2.Kontradiksi dengan anggapan (resmi) di atas Minoura et al (2001) sudah memperingatkan bahwa segmen ini sangat berbahaya karena menurut peneltan paleosesmologi-paleotsunami pernah terjadi gempa dahsyat yang membangkitkan tsunami setinggi 8m di pantai pada tahun 869 AD, disebut sebagai Jogan tsunami. Besar magnitude perkiraannya M8.3 - tentu ini sangat kasar karena data geodesi dan seismiknya tidak ada (hanya berdasarkan rekonstruksi endapan tsunami). Yang juga sangat menarik Minoura memperkirakan bahwa recurrence interval dari “supercycle” gempa besar ini adalah ~1000 tahun!
PEMIKIRAN:
Anggapan subduksi lempeng tua dll - sifat aseismic zona subduksi perlu ditinjau ulang. Kasus Gempa Aceh 2004 juga sama. Sebelumnya para ahli men-cap segmen Aceh-Andaman ini tidak mampu mengeluarkan gempa >M8. Demikian juga dengan gempa Bengkulu 2007. Saya dkk-pun tidak menyangka bisa ada gempa >M8 di sini karena dari jaringan GPS wilayah ini sebagian besar interface-nya “uncoupled/unlocked”. Kelihatannya potensi maximum suatu sumber gempa hanya masalah “time window” saja.

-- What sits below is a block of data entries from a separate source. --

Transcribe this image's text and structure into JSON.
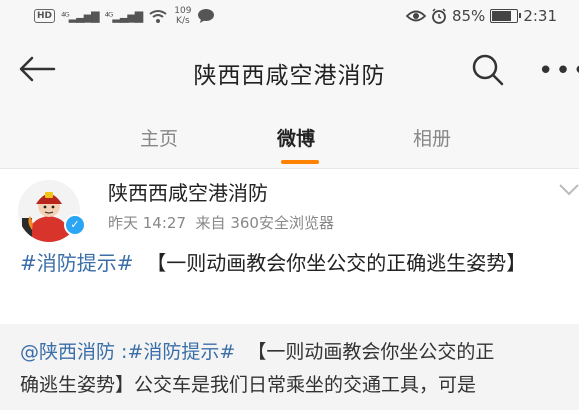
{
  "status_bar": {
    "hd": "HD",
    "signal_1": "⁴ᴳ",
    "signal_2": "⁴ᴳ",
    "net_speed_value": "109",
    "net_speed_unit": "K/s",
    "battery_percent": "85%",
    "time": "2:31",
    "battery_level": 0.85
  },
  "navbar": {
    "title": "陕西西咸空港消防"
  },
  "tabs": [
    {
      "label": "主页"
    },
    {
      "label": "微博",
      "active": true
    },
    {
      "label": "相册"
    }
  ],
  "post": {
    "author": "陕西西咸空港消防",
    "time": "昨天 14:27",
    "source": "来自 360安全浏览器",
    "hashtag": "#消防提示#",
    "text": "【一则动画教会你坐公交的正确逃生姿势】"
  },
  "retweet": {
    "mention": "@陕西消防",
    "sep": " :",
    "hashtag": "#消防提示#",
    "line1_text": "【一则动画教会你坐公交的正",
    "line2_text": "确逃生姿势】公交车是我们日常乘坐的交通工具，可是"
  },
  "colors": {
    "accent": "#ff8200",
    "link": "#3a6ea8",
    "verified": "#2aa6f5"
  }
}
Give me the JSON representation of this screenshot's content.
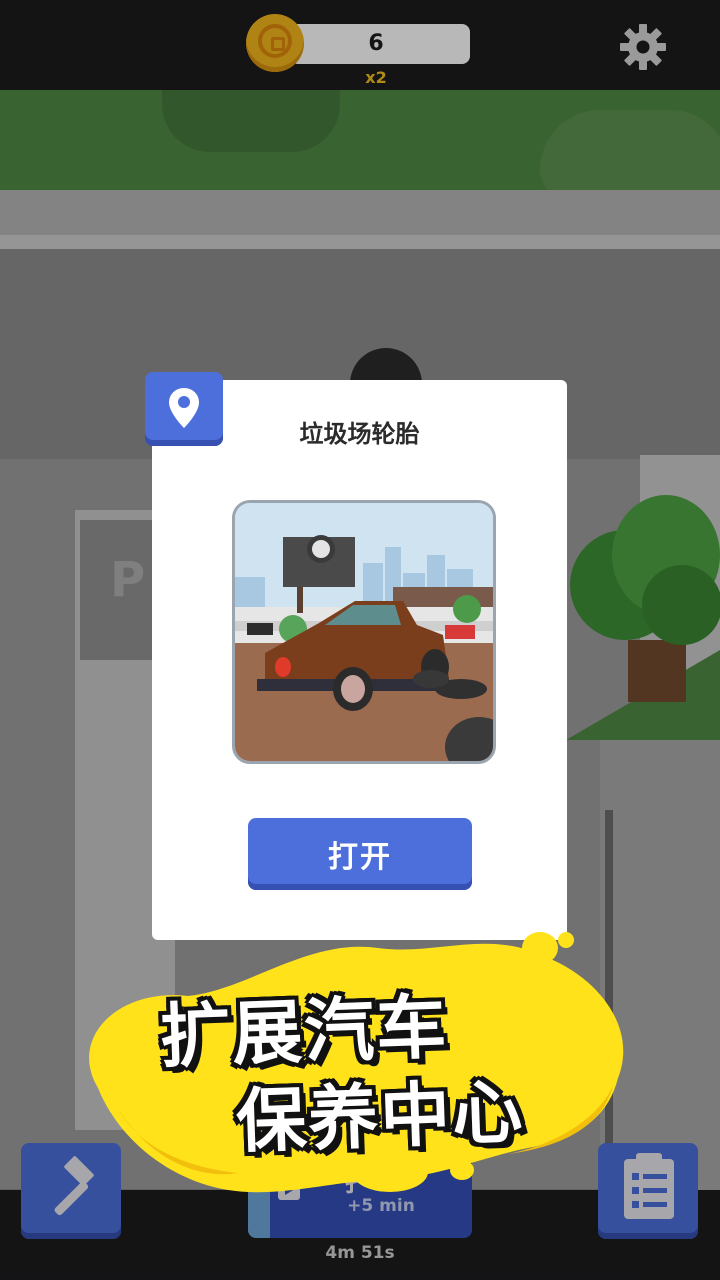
{
  "hud": {
    "coins": "6",
    "multiplier": "x2"
  },
  "dialog": {
    "title": "垃圾场轮胎",
    "open_label": "打开"
  },
  "banner": {
    "line1": "扩展汽车",
    "line2": "保养中心"
  },
  "boost": {
    "label": "扌",
    "sub": "+5 min"
  },
  "timer": "4m 51s",
  "colors": {
    "accent_blue": "#4d6fdc",
    "coin_gold": "#f4b81c",
    "banner_yellow": "#ffe21a",
    "bar_dark": "#1c1c1e"
  },
  "icons": {
    "settings": "gear-icon",
    "pin": "location-pin-icon",
    "build": "hammer-icon",
    "tasks": "clipboard-list-icon",
    "ad": "play-icon",
    "currency": "coin-icon"
  }
}
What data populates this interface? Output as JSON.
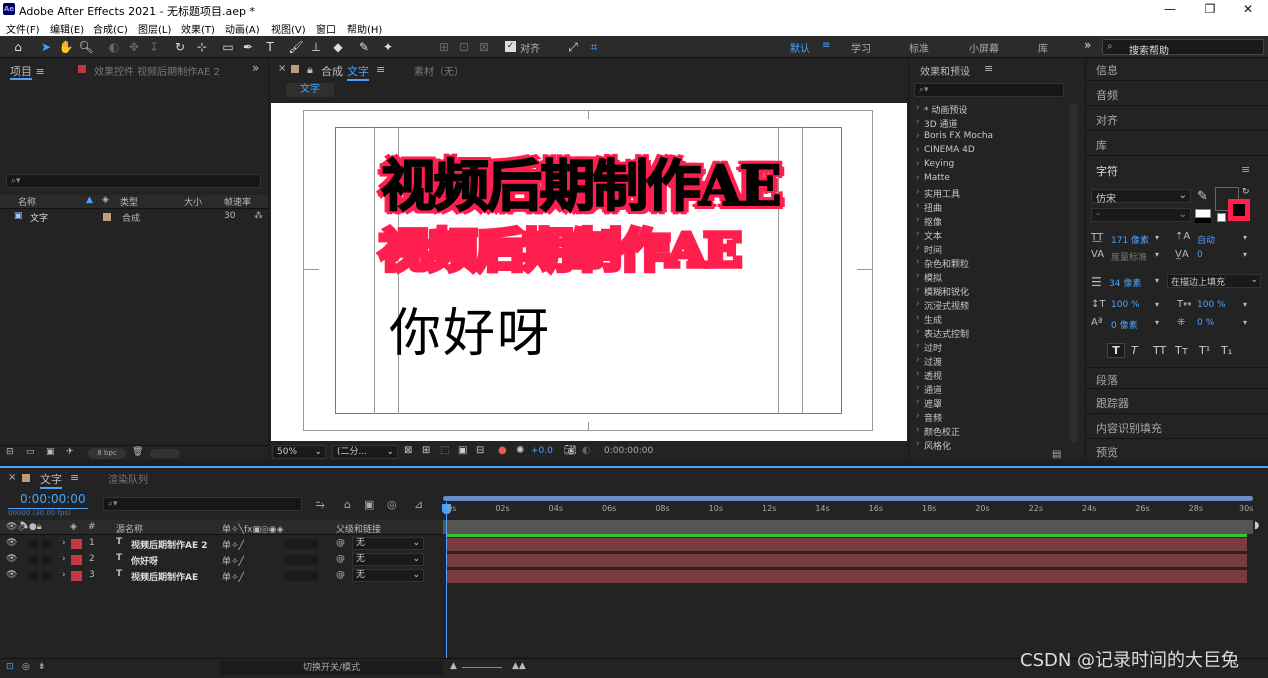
{
  "app": {
    "title": "Adobe After Effects 2021 - 无标题项目.aep *",
    "logo_text": "Ae",
    "window_controls": [
      "—",
      "❐",
      "✕"
    ]
  },
  "menu": [
    "文件(F)",
    "编辑(E)",
    "合成(C)",
    "图层(L)",
    "效果(T)",
    "动画(A)",
    "视图(V)",
    "窗口",
    "帮助(H)"
  ],
  "toolbar": {
    "align_label": "对齐",
    "workspaces": [
      "默认",
      "学习",
      "标准",
      "小屏幕",
      "库"
    ],
    "active_workspace": "默认",
    "more": "»",
    "search_placeholder": "搜索帮助"
  },
  "project_panel": {
    "tab_project": "项目",
    "tab_effects": "效果控件 视频后期制作AE 2",
    "more": "»",
    "columns": [
      "名称",
      "类型",
      "大小",
      "帧速率"
    ],
    "items": [
      {
        "name": "文字",
        "type": "合成",
        "size": "",
        "fps": "30"
      }
    ],
    "bpc": "8 bpc"
  },
  "comp_panel": {
    "tab_close": "×",
    "tab_label_prefix": "合成",
    "tab_comp_name": "文字",
    "tab_footage": "素材（无）",
    "sub_tab": "文字",
    "text_line1": "视频后期制作AE",
    "text_line2": "视频后期制作AE",
    "text_line3": "你好呀",
    "zoom": "50%",
    "resolution": "(二分...",
    "exposure": "+0.0",
    "timecode": "0:00:00:00"
  },
  "effects_panel": {
    "title": "效果和预设",
    "items": [
      "* 动画预设",
      "3D 通道",
      "Boris FX Mocha",
      "CINEMA 4D",
      "Keying",
      "Matte",
      "实用工具",
      "扭曲",
      "抠像",
      "文本",
      "时间",
      "杂色和颗粒",
      "模拟",
      "模糊和锐化",
      "沉浸式视频",
      "生成",
      "表达式控制",
      "过时",
      "过渡",
      "透视",
      "通道",
      "遮罩",
      "音频",
      "颜色校正",
      "风格化"
    ]
  },
  "right_panels": {
    "info": "信息",
    "audio": "音频",
    "align": "对齐",
    "library": "库",
    "character": "字符",
    "paragraph": "段落",
    "tracker": "跟踪器",
    "content_aware": "内容识别填充",
    "preview": "预览"
  },
  "character": {
    "font": "仿宋",
    "style": "-",
    "size": "171 像素",
    "leading": "自动",
    "kerning": "度量标准",
    "tracking": "0",
    "stroke_width": "34 像素",
    "stroke_mode": "在描边上填充",
    "vscale": "100 %",
    "hscale": "100 %",
    "baseline": "0 像素",
    "tsume": "0 %",
    "styles": [
      "T",
      "T",
      "TT",
      "Tт",
      "T¹",
      "T₁"
    ],
    "fill_color": "#000000",
    "stroke_color": "#ff1f4e"
  },
  "timeline": {
    "tab_comp": "文字",
    "tab_render": "渲染队列",
    "timecode": "0:00:00:00",
    "fps_note": "00000 (30.00 fps)",
    "col_source": "源名称",
    "col_parent": "父级和链接",
    "ruler": [
      "0s",
      "02s",
      "04s",
      "06s",
      "08s",
      "10s",
      "12s",
      "14s",
      "16s",
      "18s",
      "20s",
      "22s",
      "24s",
      "26s",
      "28s",
      "30s"
    ],
    "layers": [
      {
        "num": "1",
        "name": "视频后期制作AE 2",
        "parent": "无"
      },
      {
        "num": "2",
        "name": "你好呀",
        "parent": "无"
      },
      {
        "num": "3",
        "name": "视频后期制作AE",
        "parent": "无"
      }
    ],
    "toggle_label": "切换开关/模式",
    "layer_color": "#c0393f"
  },
  "watermark": "CSDN @记录时间的大巨兔"
}
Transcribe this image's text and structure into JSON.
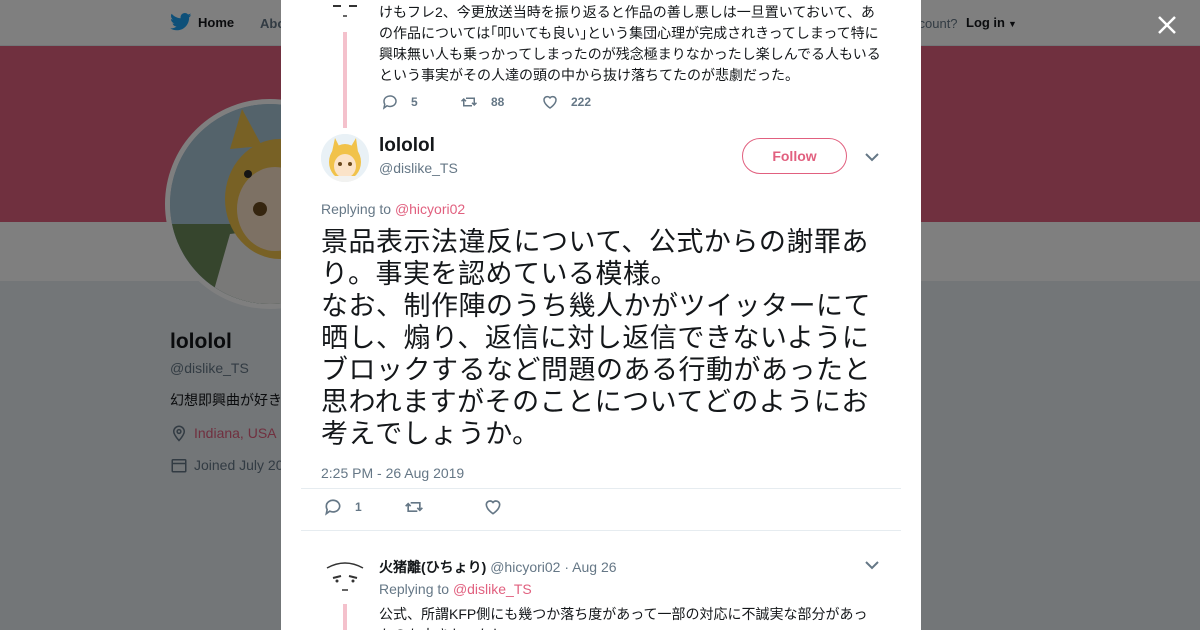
{
  "background": {
    "nav": {
      "home": "Home",
      "about": "Abo",
      "account_prompt": "ccount?",
      "login": "Log in"
    },
    "profile": {
      "name": "lololol",
      "handle": "@dislike_TS",
      "bio": "幻想即興曲が好き",
      "location": "Indiana, USA",
      "joined": "Joined July 20"
    }
  },
  "modal": {
    "parent_tweet": {
      "text": "けもフレ2、今更放送当時を振り返ると作品の善し悪しは一旦置いておいて、あの作品については｢叩いても良い｣という集団心理が完成されきってしまって特に興味無い人も乗っかってしまったのが残念極まりなかったし楽しんでる人もいるという事実がその人達の頭の中から抜け落ちてたのが悲劇だった。",
      "replies": "5",
      "retweets": "88",
      "likes": "222"
    },
    "main_tweet": {
      "author_name": "lololol",
      "author_handle": "@dislike_TS",
      "follow_label": "Follow",
      "replying_prefix": "Replying to ",
      "replying_to": "@hicyori02",
      "text": "景品表示法違反について、公式からの謝罪あり。事実を認めている模様。\nなお、制作陣のうち幾人かがツイッターにて晒し、煽り、返信に対し返信できないようにブロックするなど問題のある行動があったと思われますがそのことについてどのようにお考えでしょうか。",
      "timestamp": "2:25 PM - 26 Aug 2019",
      "replies": "1"
    },
    "reply_tweet": {
      "author_name": "火猪離(ひちょり)",
      "author_handle": "@hicyori02",
      "separator": " · ",
      "date": "Aug 26",
      "replying_prefix": "Replying to ",
      "replying_to": "@dislike_TS",
      "text": "公式、所謂KFP側にも幾つか落ち度があって一部の対応に不誠実な部分があったのも大きかったし"
    }
  },
  "colors": {
    "accent": "#e1607f",
    "twitter_blue": "#1da1f2",
    "thread_line": "#f4c1cc"
  }
}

Hasil studi Minoura bahwa perioda ulang gempa M>8 di Miyagi ini ~1000 tahunan sangat menarik. Ingat bahwa relative plate motion di situ sekitar 8 cm/tahun sehingga untuk mengumpulkan regangan/strain sebesar 15m 9setara M8.9) hanya diperlukan waktu sekitar: 15m/8cm ~ 200 tahunan saja. Artinya “coefficient of coupling” (prosentase kuncian) dari subduction interface-nya paling banter hanya sekitar 20% saja (i.e. 80% aseismic atau steady slip/creeping). Jadi zona subduksi yang dominan aseismic tidak berarti tidak mampu memproduksi gempa raksasa — hanya masalah waktu saja!
Hubungan dengan INDONESIA:
Sebagian besar para ahli menganggap bahwa zona subduksi di wilayah Selat Sunda dan Selatan Jawa adalah ASEISMIC. Alasan untuk Selat Sunda karena wilayah ini didominasi oleh extensional tectonics (seperti halnya juga segmen Aceh-Andaman!). Subduksi Selatan Jawa diangap aseismic dan tidak mampu menghasilkan gempa di atas 8 karena Australian plate yang disubduksikannya sangat tua (di atas 150MY) seperti halnya yang di Miyagi (termasuk menurut Prof. Hiroo Kanamori - bekas guru saya di Caltech - tapi kayanya dia sekarang sudah berpikir ulang). Nah anggapan ini tentu HARUS DIKAJI ULANG, terutama karena segmen zona subduksi ini yang paling dekat dengan JAKARTA (dan rencana PLTN di BaBel).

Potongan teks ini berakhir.